Amber, Eula, Lisa, Barbara, and Fischl froze, their comics forgotten as they swallowed hard, dwarfed by a presence that overshadowed their very beings. Life, will, even their souls felt borrowed, pinned beneath a power so absolute they couldn't utter a whisper of resistance. Was this the shopkeeper's true strength—an unassuming man wielding a might that humbled them all in a heartbeat?

Anastasia bore the brunt. An unseen blow slammed her backward, blood spraying from her lips as she crashed outside, collapsing unconscious once more.

"First offense gets a warning—break the rules again, and it won't end so lightly," Harlan said, his tone icy and detached, devoid of warmth. The pressure lifted as he reined it in, the shop settling back into stillness, though the echo of his power lingered in their bones.

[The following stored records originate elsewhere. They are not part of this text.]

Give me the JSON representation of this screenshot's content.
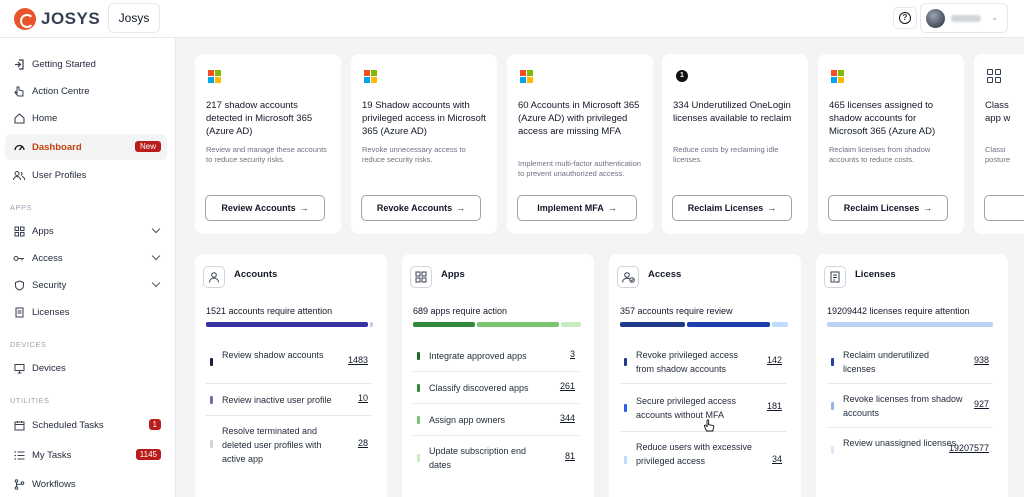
{
  "header": {
    "logo_text": "JOSYS",
    "tenant": "Josys",
    "help_icon": "question-circle-icon"
  },
  "sidebar": {
    "items": [
      {
        "label": "Getting Started",
        "icon": "login-icon"
      },
      {
        "label": "Action Centre",
        "icon": "pointer-icon"
      },
      {
        "label": "Home",
        "icon": "home-icon"
      },
      {
        "label": "Dashboard",
        "icon": "gauge-icon",
        "badge": "New",
        "active": true
      },
      {
        "label": "User Profiles",
        "icon": "users-icon"
      }
    ],
    "section_apps": "APPS",
    "apps_items": [
      {
        "label": "Apps",
        "icon": "grid-icon"
      },
      {
        "label": "Access",
        "icon": "key-icon"
      },
      {
        "label": "Security",
        "icon": "shield-icon"
      },
      {
        "label": "Licenses",
        "icon": "license-icon"
      }
    ],
    "section_devices": "DEVICES",
    "devices_items": [
      {
        "label": "Devices",
        "icon": "monitor-icon"
      }
    ],
    "section_utilities": "UTILITIES",
    "utilities_items": [
      {
        "label": "Scheduled Tasks",
        "icon": "calendar-icon",
        "count": "1"
      },
      {
        "label": "My Tasks",
        "icon": "list-icon",
        "count": "1145"
      },
      {
        "label": "Workflows",
        "icon": "workflow-icon"
      }
    ]
  },
  "action_cards": [
    {
      "title": "217 shadow accounts detected in Microsoft 365 (Azure AD)",
      "desc": "Review and manage these accounts to reduce security risks.",
      "button": "Review Accounts"
    },
    {
      "title": "19 Shadow accounts with privileged access in Microsoft 365 (Azure AD)",
      "desc": "Revoke unnecessary access to reduce security risks.",
      "button": "Revoke Accounts"
    },
    {
      "title": "60 Accounts in Microsoft 365 (Azure AD) with privileged access are missing MFA",
      "desc": "Implement multi-factor authentication to prevent unauthorized access.",
      "button": "Implement MFA"
    },
    {
      "title": "334 Underutilized OneLogin licenses available to reclaim",
      "desc": "Reduce costs by reclaiming idle licenses.",
      "button": "Reclaim Licenses"
    },
    {
      "title": "465 licenses assigned to shadow accounts for Microsoft 365 (Azure AD)",
      "desc": "Reclaim licenses from shadow accounts to reduce costs.",
      "button": "Reclaim Licenses"
    },
    {
      "title": "Class app w",
      "desc": "Classi posture",
      "button": ""
    }
  ],
  "categories": [
    {
      "title": "Accounts",
      "summary": "1521 accounts require attention",
      "rows": [
        {
          "text": "Review shadow accounts",
          "count": "1483"
        },
        {
          "text": "Review inactive user profile",
          "count": "10"
        },
        {
          "text": "Resolve terminated and deleted user profiles with active app",
          "count": "28"
        }
      ]
    },
    {
      "title": "Apps",
      "summary": "689 apps require action",
      "rows": [
        {
          "text": "Integrate approved apps",
          "count": "3"
        },
        {
          "text": "Classify discovered apps",
          "count": "261"
        },
        {
          "text": "Assign app owners",
          "count": "344"
        },
        {
          "text": "Update subscription end dates",
          "count": "81"
        }
      ]
    },
    {
      "title": "Access",
      "summary": "357 accounts require review",
      "rows": [
        {
          "text": "Revoke privileged access from shadow accounts",
          "count": "142"
        },
        {
          "text": "Secure privileged access accounts without MFA",
          "count": "181"
        },
        {
          "text": "Reduce users with excessive privileged access",
          "count": "34"
        }
      ]
    },
    {
      "title": "Licenses",
      "summary": "19209442 licenses require attention",
      "rows": [
        {
          "text": "Reclaim underutilized licenses",
          "count": "938"
        },
        {
          "text": "Revoke licenses from shadow accounts",
          "count": "927"
        },
        {
          "text": "Review unassigned licenses",
          "count": "19207577"
        }
      ]
    }
  ],
  "colors": {
    "accent": "#c2410c",
    "badge": "#b91c1c",
    "accounts_bar": "#3730a3",
    "apps_bar_dark": "#2f8a3a",
    "apps_bar_mid": "#7cc46d",
    "apps_bar_light": "#c9ebc0",
    "access_bar_dark": "#1e3a8a",
    "access_bar_mid": "#2563eb",
    "licenses_bar": "#bcd2f0"
  }
}
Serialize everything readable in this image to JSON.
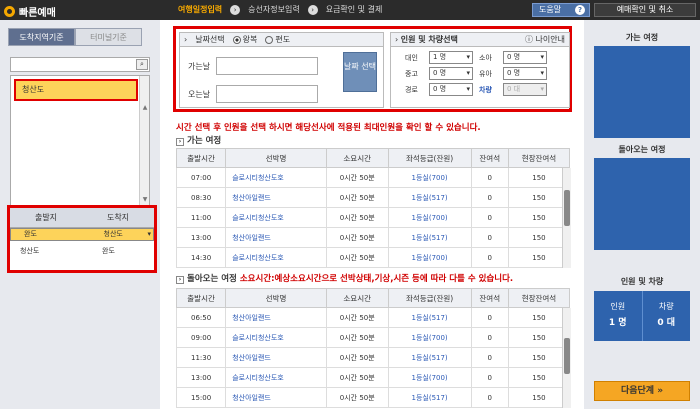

The Lady collapsed to her knees, her mask of composure shattered. Horror etched her features as she stared at Harlan with wide, disbelieving eyes. She had let Anastasia test him, expecting resistance but not this—a force that pinned her speechless, stripping her of control in mere seconds. It dragged her back to centuries past, a powerless mortal once more, her strength a flicker against this overwhelming tide. He looked so ordinary—yet this aura rivaled, no, surpassed anything she'd felt, even from the Tsaritsa herself in Solstice's icy halls. Who was this man, this unassuming keeper of comics, wielding a might that could crush gods without breaking a sweat?